Les sols, fondements invisibilisés mais vitaux de nos écosystèmes et conditions de vie, constituent un enjeu majeur pour l’avenir de nos sociétés. Leur dégradation accélérée menace non seulement la biodiversité, la sécurité alimentaire et la régulation climatique, mais aussi la résilience même de nos territoires. Face à ce constat, les propositions portées par l’Institut de la Transition foncière tracent une feuille de route ambitieuse, articulant clarification juridique, évolution technique et innovation économique.
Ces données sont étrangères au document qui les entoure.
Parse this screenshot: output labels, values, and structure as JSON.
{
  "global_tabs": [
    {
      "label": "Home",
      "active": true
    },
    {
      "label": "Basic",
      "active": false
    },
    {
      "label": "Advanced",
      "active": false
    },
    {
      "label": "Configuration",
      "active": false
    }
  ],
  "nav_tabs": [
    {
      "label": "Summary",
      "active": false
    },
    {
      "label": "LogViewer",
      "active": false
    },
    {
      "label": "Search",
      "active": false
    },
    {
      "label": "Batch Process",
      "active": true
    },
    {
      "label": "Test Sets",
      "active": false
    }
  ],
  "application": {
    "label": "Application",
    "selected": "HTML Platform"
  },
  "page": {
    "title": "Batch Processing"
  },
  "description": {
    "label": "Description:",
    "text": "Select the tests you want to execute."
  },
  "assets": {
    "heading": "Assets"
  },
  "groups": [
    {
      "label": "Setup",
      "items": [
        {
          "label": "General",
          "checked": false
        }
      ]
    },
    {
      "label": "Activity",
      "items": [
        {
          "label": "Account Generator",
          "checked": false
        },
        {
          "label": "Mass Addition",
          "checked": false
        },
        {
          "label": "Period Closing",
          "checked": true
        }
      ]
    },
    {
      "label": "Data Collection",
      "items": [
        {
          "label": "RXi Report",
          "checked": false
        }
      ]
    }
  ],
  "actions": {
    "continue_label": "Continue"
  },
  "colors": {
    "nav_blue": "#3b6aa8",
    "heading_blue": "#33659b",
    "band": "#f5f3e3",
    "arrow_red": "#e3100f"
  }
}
La renaturation ne peut plus être envisagée comme une simple compensation ou une contrainte réglementaire, mais comme une opportunité stratégique pour reconstruire des écosystèmes fonctionnels et durables.


En précisant les définitions, en systématisant les diagnostics et en intégrant la valeur écologique des sols dans les modèles économiques, nous disposons des outils pour inverser la tendance. Pourtant, le succès de cette transition dépendra de notre capacité collective à dépasser les logiques sectorielles et à inscrire ces démarches dans une vision à long terme. Les exemples concrets, comme ceux de Ris-Orangis ou de Rouen, démontrent que la connaissance fine des sols permet déjà d’éclairer des choix d’aménagement plus vertueux. Il s’agit désormais de généraliser ces pratiques, en s’appuyant sur des indicateurs robustes et des financements adaptés, pour faire des sols un pilier – et non plus une variable d’ajustement – des politiques publiques et des projets d’aménagement.